Sean Davison founded the organisation DignitySA in 2011, following his being charged with the murder of his terminally ill mother in New Zealand. DignitySA seeks a law change in South Africa, to allow those suffering unbearably and with no hope of recovery, to have the option of an assisted death. DignitySA successfully took the assisted suicide application of Robin Stransham-Ford to the High Court, only to have the decision challenged by the government and overturned by the Supreme Court of Appeal.
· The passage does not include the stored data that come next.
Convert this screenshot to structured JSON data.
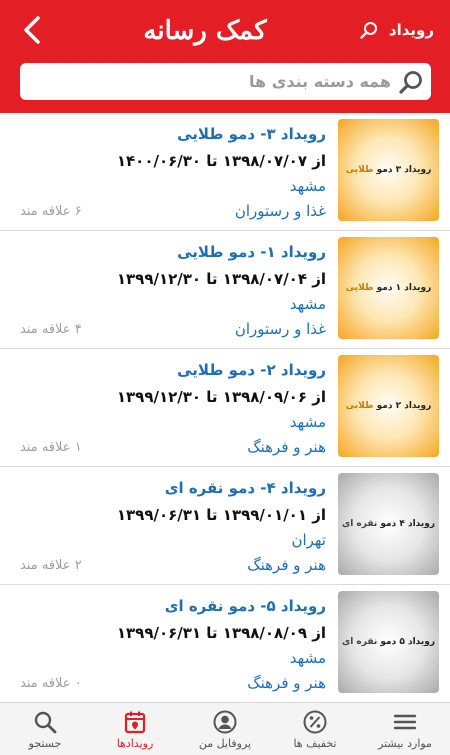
{
  "header": {
    "back_icon": "chevron-left-icon",
    "logo_text": "کمک رسانه",
    "title": "رویداد",
    "title_icon": "search-icon",
    "brand_color": "#e31e24"
  },
  "search": {
    "placeholder": "همه دسته بندی ها",
    "icon": "search-icon"
  },
  "events": [
    {
      "title": "رویداد ۳- دمو طلایی",
      "dates": "از ۱۳۹۸/۰۷/۰۷ تا ۱۴۰۰/۰۶/۳۰",
      "city": "مشهد",
      "category": "غذا و رستوران",
      "interested": "۶ علاقه مند",
      "thumb_name": "رویداد ۳ دمو",
      "thumb_tier": "طلایی",
      "thumb_style": "gold"
    },
    {
      "title": "رویداد ۱- دمو طلایی",
      "dates": "از ۱۳۹۸/۰۷/۰۴ تا ۱۳۹۹/۱۲/۳۰",
      "city": "مشهد",
      "category": "غذا و رستوران",
      "interested": "۴ علاقه مند",
      "thumb_name": "رویداد ۱ دمو",
      "thumb_tier": "طلایی",
      "thumb_style": "gold"
    },
    {
      "title": "رویداد ۲- دمو طلایی",
      "dates": "از ۱۳۹۸/۰۹/۰۶ تا ۱۳۹۹/۱۲/۳۰",
      "city": "مشهد",
      "category": "هنر و فرهنگ",
      "interested": "۱ علاقه مند",
      "thumb_name": "رویداد ۲ دمو",
      "thumb_tier": "طلایی",
      "thumb_style": "gold"
    },
    {
      "title": "رویداد ۴- دمو نقره ای",
      "dates": "از ۱۳۹۹/۰۱/۰۱ تا ۱۳۹۹/۰۶/۳۱",
      "city": "تهران",
      "category": "هنر و فرهنگ",
      "interested": "۲ علاقه مند",
      "thumb_name": "رویداد ۴ دمو",
      "thumb_tier": "نقره ای",
      "thumb_style": "silver"
    },
    {
      "title": "رویداد ۵- دمو نقره ای",
      "dates": "از ۱۳۹۸/۰۸/۰۹ تا ۱۳۹۹/۰۶/۳۱",
      "city": "مشهد",
      "category": "هنر و فرهنگ",
      "interested": "۰ علاقه مند",
      "thumb_name": "رویداد ۵ دمو",
      "thumb_tier": "نقره ای",
      "thumb_style": "silver"
    }
  ],
  "tabs": [
    {
      "label": "جستجو",
      "icon": "search-icon",
      "active": false
    },
    {
      "label": "رویدادها",
      "icon": "calendar-icon",
      "active": true
    },
    {
      "label": "پروفایل من",
      "icon": "profile-icon",
      "active": false
    },
    {
      "label": "تخفیف ها",
      "icon": "percent-icon",
      "active": false
    },
    {
      "label": "موارد بیشتر",
      "icon": "menu-icon",
      "active": false
    }
  ],
  "colors": {
    "accent": "#e31e24",
    "link": "#1f6fb5",
    "muted": "#9e9e9e"
  }
}
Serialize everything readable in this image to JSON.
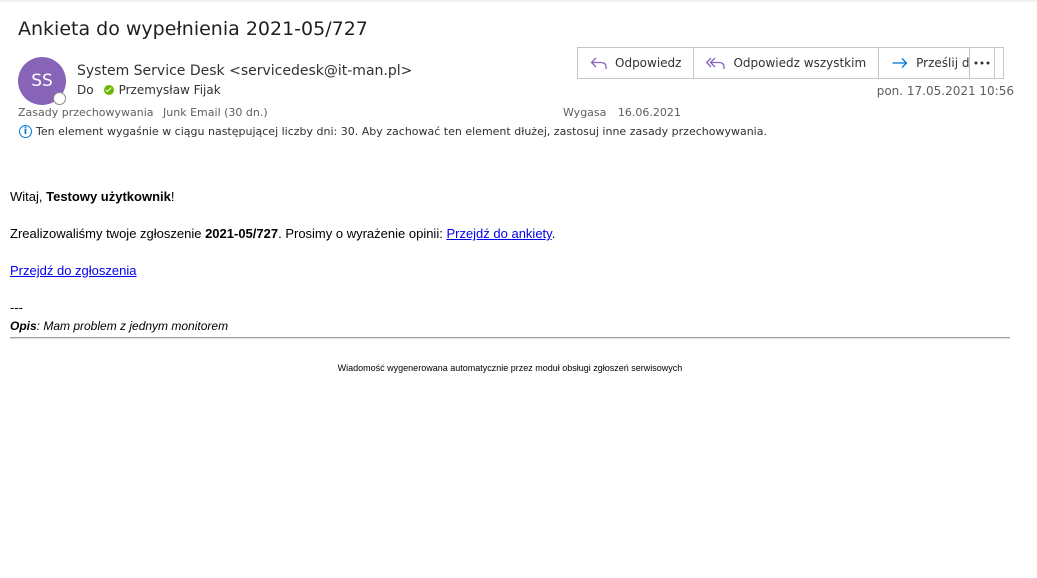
{
  "subject": "Ankieta do wypełnienia 2021-05/727",
  "avatar_initials": "SS",
  "sender": "System Service Desk <servicedesk@it-man.pl>",
  "to_label": "Do",
  "recipient": "Przemysław Fijak",
  "toolbar": {
    "reply": "Odpowiedz",
    "reply_all": "Odpowiedz wszystkim",
    "forward": "Prześlij dalej"
  },
  "date": "pon. 17.05.2021 10:56",
  "retention": {
    "label": "Zasady przechowywania",
    "value": "Junk Email (30 dn.)",
    "expires_label": "Wygasa",
    "expires_value": "16.06.2021",
    "info": "Ten element wygaśnie w ciągu następującej liczby dni: 30. Aby zachować ten element dłużej, zastosuj inne zasady przechowywania."
  },
  "body": {
    "greeting_prefix": "Witaj, ",
    "greeting_name": "Testowy użytkownik",
    "greeting_suffix": "!",
    "line2_prefix": "Zrealizowaliśmy twoje zgłoszenie ",
    "ticket_id": "2021-05/727",
    "line2_middle": ". Prosimy o wyrażenie opinii: ",
    "survey_link": "Przejdź do ankiety",
    "line2_suffix": ".",
    "ticket_link": "Przejdź do zgłoszenia",
    "separator": "---",
    "desc_label": "Opis",
    "desc_text": ": Mam problem z jednym monitorem"
  },
  "footer": "Wiadomość wygenerowana automatycznie przez moduł obsługi zgłoszeń serwisowych",
  "colors": {
    "avatar": "#8764b8",
    "accent": "#0078d4",
    "presence_ok": "#6bb700",
    "link": "#0000ee"
  }
}
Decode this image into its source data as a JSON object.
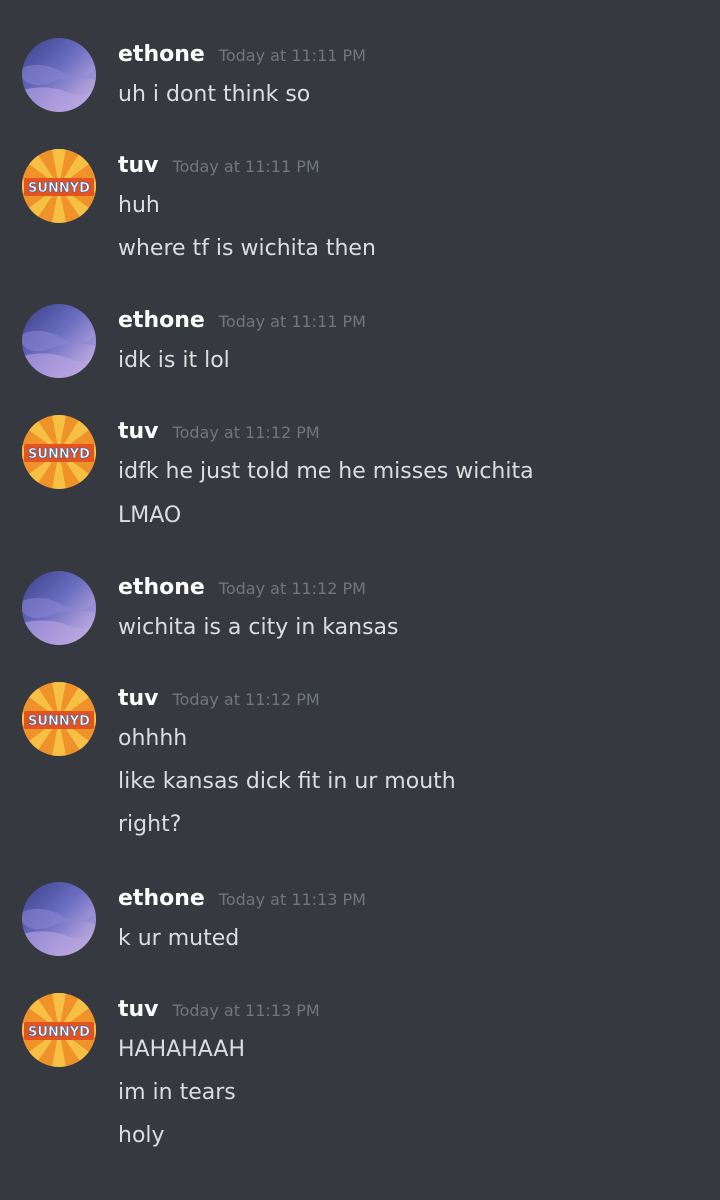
{
  "messages": [
    {
      "user": "ethone",
      "time": "Today at 11:11 PM",
      "avatar": "purple-sky-avatar",
      "lines": [
        "uh i dont think so"
      ]
    },
    {
      "user": "tuv",
      "time": "Today at 11:11 PM",
      "avatar": "sunnyd-avatar",
      "lines": [
        "huh",
        "where tf is wichita then"
      ]
    },
    {
      "user": "ethone",
      "time": "Today at 11:11 PM",
      "avatar": "purple-sky-avatar",
      "lines": [
        "idk is it lol"
      ]
    },
    {
      "user": "tuv",
      "time": "Today at 11:12 PM",
      "avatar": "sunnyd-avatar",
      "lines": [
        "idfk he just told me he misses wichita",
        "LMAO"
      ]
    },
    {
      "user": "ethone",
      "time": "Today at 11:12 PM",
      "avatar": "purple-sky-avatar",
      "lines": [
        "wichita is a city in kansas"
      ]
    },
    {
      "user": "tuv",
      "time": "Today at 11:12 PM",
      "avatar": "sunnyd-avatar",
      "lines": [
        "ohhhh",
        "like kansas dick fit in ur mouth",
        "right?"
      ]
    },
    {
      "user": "ethone",
      "time": "Today at 11:13 PM",
      "avatar": "purple-sky-avatar",
      "lines": [
        "k ur muted"
      ]
    },
    {
      "user": "tuv",
      "time": "Today at 11:13 PM",
      "avatar": "sunnyd-avatar",
      "lines": [
        "HAHAHAAH",
        "im in tears",
        "holy"
      ]
    }
  ],
  "sunnyd_logo_text": "SUNNYD",
  "colors": {
    "background": "#36393f",
    "username": "#ffffff",
    "timestamp": "#72767d",
    "message_text": "#dcddde",
    "sunnyd_orange": "#f0922a"
  }
}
As a public figure supporting euthanasia in South Africa, Sean’s assistance was sought in finding a peaceful ending to the life of three men experiencing catastrophic disability and suffering. Each of these individuals had made a rational decision for euthanasia, but none was physically able to carry out such a plan, and there was no medically approved process in place to enable this. Sean assisted these men to end their lives at a time when there were strong political forces in South Africa opposing euthanasia. Following police investigations, he was arrested and charged with three counts of murder.
In 2019, Sean was convicted of murder in the high court and received a three-year house arrest sentence in Cape Town, during which time he was banned from speaking to the media. He was also sentenced to 576 hours community service, which he spent cleaning prison toilets.
On 20 June 2022, the day Sean’s sentence finished and the media ban was lifted, he immediately declared that he was even more determined to continue the fight for a law change on assisted dying. He said that he wants to live in a country that has a compassionate law that does not confuse euthanasia with murder.
In spite of the hardship he has experienced, and government obstruction at attempts to change the law, Sean continues to lead DignitySA and fight for the right to die with dignity. DignitySA is currently taking the assisted suicide request of Haarck Dieter, a man with motor neuron disease, to the high court and ultimately to the Constitutional Court.
The media attention that has followed Sean led to him becoming the face of the right-to-die movement in South Africa. For the past 12 years he has frequently been in the news, never shying away from presenting the humane case for a law change. The media publicity that followed Sean undoubtedly contributed to a change in the mindset of the public in South Africa, where opinion polls have shown overwhelming support for assisted dying legislation.
In public addresses Sean has repeatedly stated his opinion that religion is at the core of the resistance to a law change, and has asked why an individual’s right to have a dignified death is largely being determined by faith systems that not everyone subscribes to.
His stated view is that assisted dying is not a religious issue but is about compassion, kindness, and human rights.